Gross Margin Can be an Amount or a Percentage
Gross margin could be expressed as:
- An amount (also known as gross profit)
- A percentage of net sales (also known as gross profit percentage or gross margin ratio)
The gross margin may be calculated for an individual product, a product line, or for the entire company.
Examples of Gross Margin Calculations
If a retailer had net sales of $40,000 and its cost of goods sold was $24,000, the retailer had a gross margin of $16,000 or 40% of net sales ($16,000/$40,000).
A manufacturer sells a product for $40 and its cost of goods sold (which consists of its manufacturing costs) is $28. Therefore, the product’s gross margin is $12 ($40 minus $28), or 30% of the selling price ($12/$40).
Difference Between Gross Margin and Profit Margin
Gross margin is the amount or percent before subtracting the selling, general and administrative, and interest expenses.
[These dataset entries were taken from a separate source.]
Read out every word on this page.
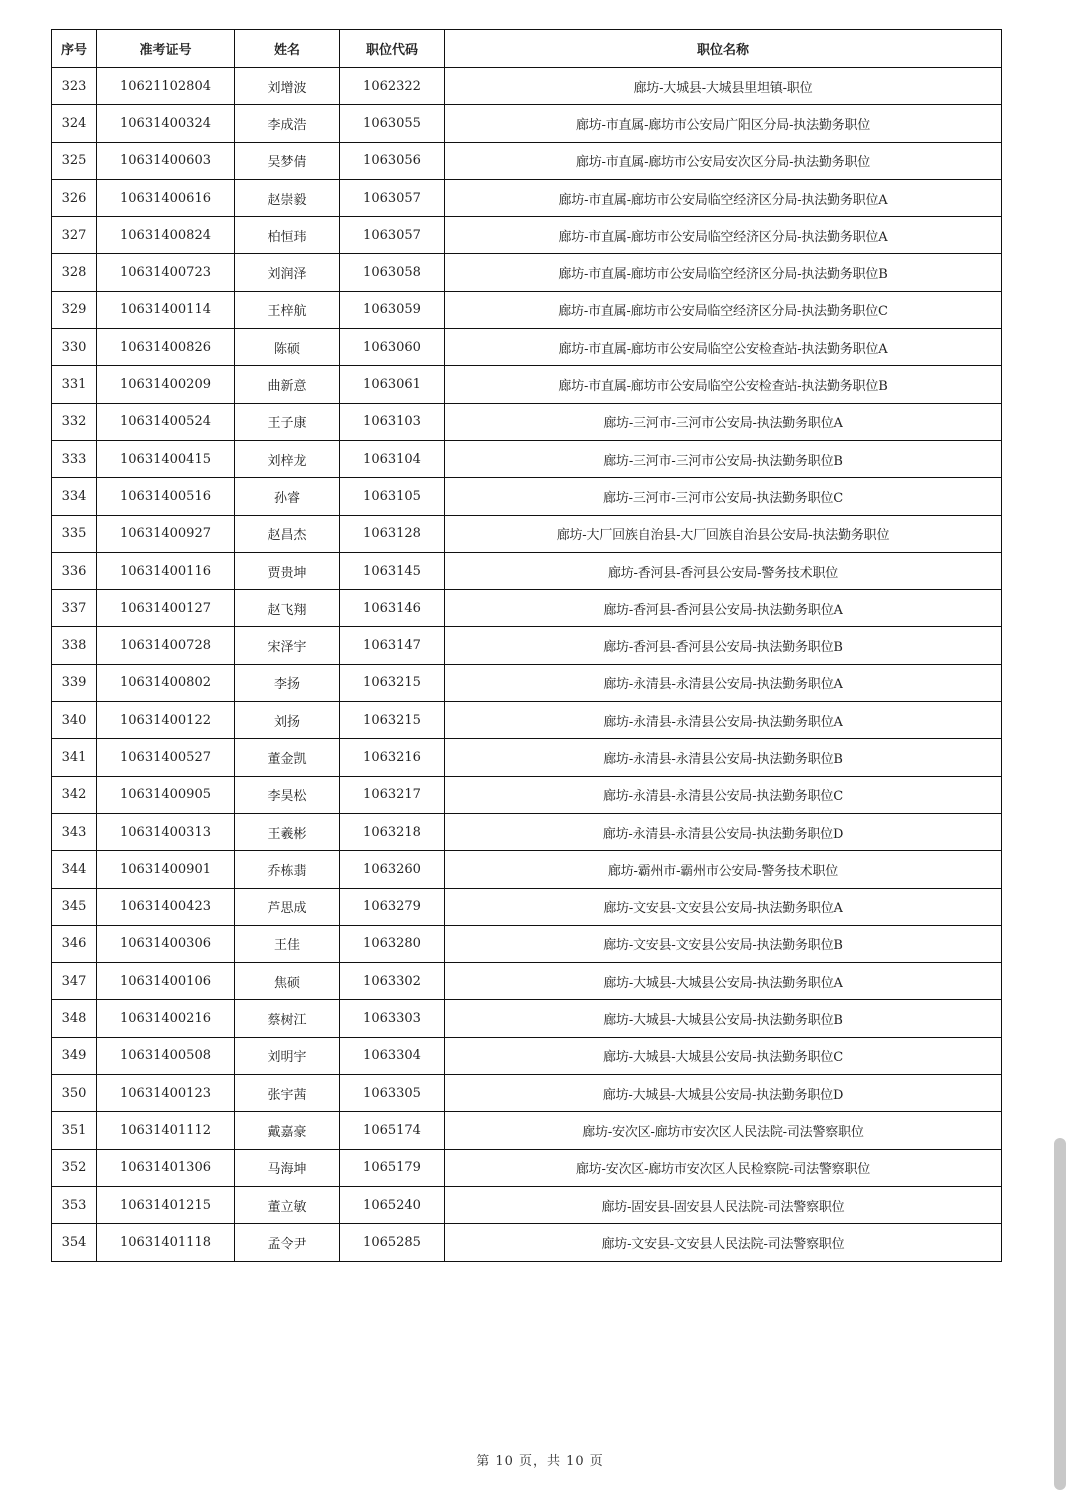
序号	准考证号	姓名	职位代码	职位名称
323	10621102804	刘增波	1062322	廊坊-大城县-大城县里坦镇-职位
324	10631400324	李成浩	1063055	廊坊-市直属-廊坊市公安局广阳区分局-执法勤务职位
325	10631400603	吴梦倩	1063056	廊坊-市直属-廊坊市公安局安次区分局-执法勤务职位
326	10631400616	赵崇毅	1063057	廊坊-市直属-廊坊市公安局临空经济区分局-执法勤务职位A
327	10631400824	柏恒玮	1063057	廊坊-市直属-廊坊市公安局临空经济区分局-执法勤务职位A
328	10631400723	刘润泽	1063058	廊坊-市直属-廊坊市公安局临空经济区分局-执法勤务职位B
329	10631400114	王梓航	1063059	廊坊-市直属-廊坊市公安局临空经济区分局-执法勤务职位C
330	10631400826	陈硕	1063060	廊坊-市直属-廊坊市公安局临空公安检查站-执法勤务职位A
331	10631400209	曲新意	1063061	廊坊-市直属-廊坊市公安局临空公安检查站-执法勤务职位B
332	10631400524	王子康	1063103	廊坊-三河市-三河市公安局-执法勤务职位A
333	10631400415	刘梓龙	1063104	廊坊-三河市-三河市公安局-执法勤务职位B
334	10631400516	孙睿	1063105	廊坊-三河市-三河市公安局-执法勤务职位C
335	10631400927	赵昌杰	1063128	廊坊-大厂回族自治县-大厂回族自治县公安局-执法勤务职位
336	10631400116	贾贵坤	1063145	廊坊-香河县-香河县公安局-警务技术职位
337	10631400127	赵飞翔	1063146	廊坊-香河县-香河县公安局-执法勤务职位A
338	10631400728	宋泽宇	1063147	廊坊-香河县-香河县公安局-执法勤务职位B
339	10631400802	李扬	1063215	廊坊-永清县-永清县公安局-执法勤务职位A
340	10631400122	刘扬	1063215	廊坊-永清县-永清县公安局-执法勤务职位A
341	10631400527	董金凯	1063216	廊坊-永清县-永清县公安局-执法勤务职位B
342	10631400905	李昊松	1063217	廊坊-永清县-永清县公安局-执法勤务职位C
343	10631400313	王羲彬	1063218	廊坊-永清县-永清县公安局-执法勤务职位D
344	10631400901	乔栋翡	1063260	廊坊-霸州市-霸州市公安局-警务技术职位
345	10631400423	芦思成	1063279	廊坊-文安县-文安县公安局-执法勤务职位A
346	10631400306	王佳	1063280	廊坊-文安县-文安县公安局-执法勤务职位B
347	10631400106	焦硕	1063302	廊坊-大城县-大城县公安局-执法勤务职位A
348	10631400216	蔡树江	1063303	廊坊-大城县-大城县公安局-执法勤务职位B
349	10631400508	刘明宇	1063304	廊坊-大城县-大城县公安局-执法勤务职位C
350	10631400123	张宇茜	1063305	廊坊-大城县-大城县公安局-执法勤务职位D
351	10631401112	戴嘉豪	1065174	廊坊-安次区-廊坊市安次区人民法院-司法警察职位
352	10631401306	马海坤	1065179	廊坊-安次区-廊坊市安次区人民检察院-司法警察职位
353	10631401215	董立敏	1065240	廊坊-固安县-固安县人民法院-司法警察职位
354	10631401118	孟令尹	1065285	廊坊-文安县-文安县人民法院-司法警察职位
第 10 页，共 10 页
Profit margin is the amount or percent after the selling, general and administrative, and interest expenses are subtracted. For example, a chain of grocery stores many have a gross margin of 20%, but its profit margin may be 1% (of net sales).
What the Gross Margin Tells You
Analysts track a company’s gross margin percentage to determine whether the company is able to increase selling prices when costs are increasing or when competitors are reducing prices or expanding their sales efforts. The gross margin of individual products could indicate to management that some products should be promoted more aggressively and some products should be phased out.